Y = bsxfun(@eq, X(:), 1:max(X));
如果您愿意,也可以作为匿名函数:
Or as an anonymous function if you prefer:
hotone = @(X)bsxfun(@eq, X(:), 1:max(X));
或者,如果您使用的是 Octave(或 MATLAB 版本 R2016b 及更高版本),您可以利用自动广播并按照@Tasos 的建议执行以下操作.

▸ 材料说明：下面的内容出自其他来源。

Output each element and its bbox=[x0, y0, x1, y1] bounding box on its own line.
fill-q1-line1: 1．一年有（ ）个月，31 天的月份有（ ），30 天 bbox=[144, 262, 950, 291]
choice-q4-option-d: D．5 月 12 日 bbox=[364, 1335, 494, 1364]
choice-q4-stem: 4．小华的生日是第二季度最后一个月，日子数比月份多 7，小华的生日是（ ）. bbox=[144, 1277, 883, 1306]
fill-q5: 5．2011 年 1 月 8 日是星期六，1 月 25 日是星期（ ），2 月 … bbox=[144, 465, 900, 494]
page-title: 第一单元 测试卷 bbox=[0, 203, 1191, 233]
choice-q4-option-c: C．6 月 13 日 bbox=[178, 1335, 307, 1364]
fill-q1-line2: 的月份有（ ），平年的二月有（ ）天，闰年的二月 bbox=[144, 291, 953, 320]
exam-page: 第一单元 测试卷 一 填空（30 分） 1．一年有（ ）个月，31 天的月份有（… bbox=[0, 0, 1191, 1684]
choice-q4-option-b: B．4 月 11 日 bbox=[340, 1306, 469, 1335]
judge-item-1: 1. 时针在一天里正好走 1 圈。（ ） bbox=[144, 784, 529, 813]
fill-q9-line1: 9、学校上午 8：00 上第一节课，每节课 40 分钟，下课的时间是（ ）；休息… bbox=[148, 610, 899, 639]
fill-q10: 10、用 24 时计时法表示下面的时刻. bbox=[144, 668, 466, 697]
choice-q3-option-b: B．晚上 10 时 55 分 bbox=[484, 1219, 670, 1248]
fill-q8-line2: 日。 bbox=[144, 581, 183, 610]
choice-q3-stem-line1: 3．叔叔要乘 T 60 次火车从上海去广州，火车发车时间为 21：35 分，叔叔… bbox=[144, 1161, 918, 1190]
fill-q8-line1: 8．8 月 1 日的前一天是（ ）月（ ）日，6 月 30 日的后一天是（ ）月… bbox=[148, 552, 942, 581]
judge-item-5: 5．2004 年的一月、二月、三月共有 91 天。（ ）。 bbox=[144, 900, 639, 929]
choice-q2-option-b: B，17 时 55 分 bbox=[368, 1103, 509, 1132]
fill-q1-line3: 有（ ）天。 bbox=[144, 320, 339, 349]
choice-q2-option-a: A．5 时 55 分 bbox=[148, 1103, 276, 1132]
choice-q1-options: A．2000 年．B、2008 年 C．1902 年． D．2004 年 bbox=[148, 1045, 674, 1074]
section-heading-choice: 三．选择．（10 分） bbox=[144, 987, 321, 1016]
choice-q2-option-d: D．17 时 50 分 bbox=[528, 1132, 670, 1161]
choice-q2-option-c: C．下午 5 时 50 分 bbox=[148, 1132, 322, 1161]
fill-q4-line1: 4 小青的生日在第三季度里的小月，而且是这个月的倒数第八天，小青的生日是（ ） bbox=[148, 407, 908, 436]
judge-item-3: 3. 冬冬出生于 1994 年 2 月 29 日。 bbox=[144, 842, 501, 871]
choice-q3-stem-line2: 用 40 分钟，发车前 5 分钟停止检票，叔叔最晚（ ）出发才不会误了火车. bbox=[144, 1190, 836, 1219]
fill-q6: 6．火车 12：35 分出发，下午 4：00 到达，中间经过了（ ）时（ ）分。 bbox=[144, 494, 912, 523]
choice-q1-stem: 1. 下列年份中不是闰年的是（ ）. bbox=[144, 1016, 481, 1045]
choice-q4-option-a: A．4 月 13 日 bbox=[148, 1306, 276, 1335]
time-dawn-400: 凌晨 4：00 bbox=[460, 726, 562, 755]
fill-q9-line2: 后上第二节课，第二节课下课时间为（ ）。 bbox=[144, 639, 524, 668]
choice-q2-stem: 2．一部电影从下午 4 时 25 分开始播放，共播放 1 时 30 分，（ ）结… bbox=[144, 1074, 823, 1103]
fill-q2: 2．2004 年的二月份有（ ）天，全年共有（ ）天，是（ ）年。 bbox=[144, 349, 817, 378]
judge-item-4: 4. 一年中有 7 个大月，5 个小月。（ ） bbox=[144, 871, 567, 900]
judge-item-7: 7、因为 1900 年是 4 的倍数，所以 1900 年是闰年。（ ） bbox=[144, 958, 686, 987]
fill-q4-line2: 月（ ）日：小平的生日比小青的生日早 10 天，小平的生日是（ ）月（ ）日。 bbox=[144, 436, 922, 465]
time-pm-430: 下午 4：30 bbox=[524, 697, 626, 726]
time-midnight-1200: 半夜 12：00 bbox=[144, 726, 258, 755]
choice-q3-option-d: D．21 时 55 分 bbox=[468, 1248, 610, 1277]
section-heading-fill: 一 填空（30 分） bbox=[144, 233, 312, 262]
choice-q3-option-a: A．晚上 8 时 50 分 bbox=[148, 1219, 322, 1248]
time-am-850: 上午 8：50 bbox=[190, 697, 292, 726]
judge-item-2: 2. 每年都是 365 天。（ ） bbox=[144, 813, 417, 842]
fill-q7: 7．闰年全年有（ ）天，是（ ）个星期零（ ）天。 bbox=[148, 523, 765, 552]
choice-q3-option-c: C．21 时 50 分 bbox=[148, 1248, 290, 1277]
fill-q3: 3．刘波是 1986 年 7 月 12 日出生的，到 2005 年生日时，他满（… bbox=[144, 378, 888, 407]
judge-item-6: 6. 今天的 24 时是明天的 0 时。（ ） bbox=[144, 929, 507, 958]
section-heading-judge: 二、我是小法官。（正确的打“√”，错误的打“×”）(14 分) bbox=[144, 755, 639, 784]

Or if you're on Octave (or MATLAB version R2016b and later) , you can take advantage of automatic broadcasting and simply do the following as suggested by @Tasos.
Y = X == 1:max(X);
基准
这是一个快速基准测试,显示了在 X
上具有不同元素数量和 X
中不同数量的唯一值的各种答案的性能.
Benchmark
Here is a quick benchmark showing the performance of the various answers with varying number of elements on X
and varying number of unique values in X
.
function benchit()
nUnique = round(linspace(10, 1000, 10));
nElements = round(linspace(10, 1000, 12));
times1 = zeros(numel(nUnique), numel(nElements));
times2 = zeros(numel(nUnique), numel(nElements));
times3 = zeros(numel(nUnique), numel(nElements));
times4 = zeros(numel(nUnique), numel(nElements));
times5 = zeros(numel(nUnique), numel(nElements));
for m = 1:numel(nUnique)
for n = 1:numel(nElements)
X = randi(nUnique(m), nElements(n), 1);
times1(m,n) = timeit(@()bsxfunApproach(X));
X = randi(nUnique(m), nElements(n), 1);
times2(m,n) = timeit(@()eyeApproach(X));
X = randi(nUnique(m), nElements(n), 1);
times3(m,n) = timeit(@()sub2indApproach(X));
X = randi(nUnique(m), nElements(n), 1);
times4(m,n) = timeit(@()sparseApproach(X));
X = randi(nUnique(m), nElements(n), 1);
times5(m,n) = timeit(@()sparseFullApproach(X));
end
end
colors = get(0, 'defaultaxescolororder');
figure;
surf(nElements, nUnique, times1 * 1000, 'FaceColor', colors(1,:), 'FaceAlpha', 0.5);
hold on
surf(nElements, nUnique, times2 * 1000, 'FaceColor', colors(2,:), 'FaceAlpha', 0.5);
surf(nElements, nUnique, times3 * 1000, 'FaceColor', colors(3,:), 'FaceAlpha', 0.5);
surf(nElements, nUnique, times4 * 1000, 'FaceColor', colors(4,:), 'FaceAlpha', 0.5);
surf(nElements, nUnique, times5 * 1000, 'FaceColor', colors(5,:), 'FaceAlpha', 0.5);
view([46.1000 34.8000])
grid on
xlabel('Elements')
ylabel('Unique Values')
zlabel('Execution Time (ms)')
legend({'bsxfun', 'eye', 'sub2ind', 'sparse', 'full(sparse)'}, 'Location', 'Northwest')
end
function Y = bsxfunApproach(X)
Y = bsxfun(@eq, X(:), 1:max(X));
end
function Y = eyeApproach(X)
tmp = eye(max(X));
Y = tmp(X, :);
end
function Y = sub2indApproach(X)
LinearIndices = sub2ind([length(X),max(X)], [1:length(X)]', X);
Y = zeros(length(X), max(X));
Y(LinearIndices) = 1;
end
function Y = sparseApproach(X)
Y = sparse(1:numel(X), X,1);
end
function Y = sparseFullApproach(X)
Y = full(sparse(1:numel(X), X,1));
end
结果
如果你需要一个非稀疏输出 bsxfun
表现最好,但如果你可以使用一个 sparse
矩阵(不转换为完整矩阵),那就是速度最快、内存效率最高的选项.
Results
If you need a non-sparse output bsxfun
performs the best, but if you can use a sparse
matrix (without conversion to a full matrix), then that is the fastest and most memory efficient option.
这篇关于如何在 Matlab 中热编码?的文章就介绍到这了,希望我们推荐的答案对大家有所帮助,也希望大家多多支持IT屋!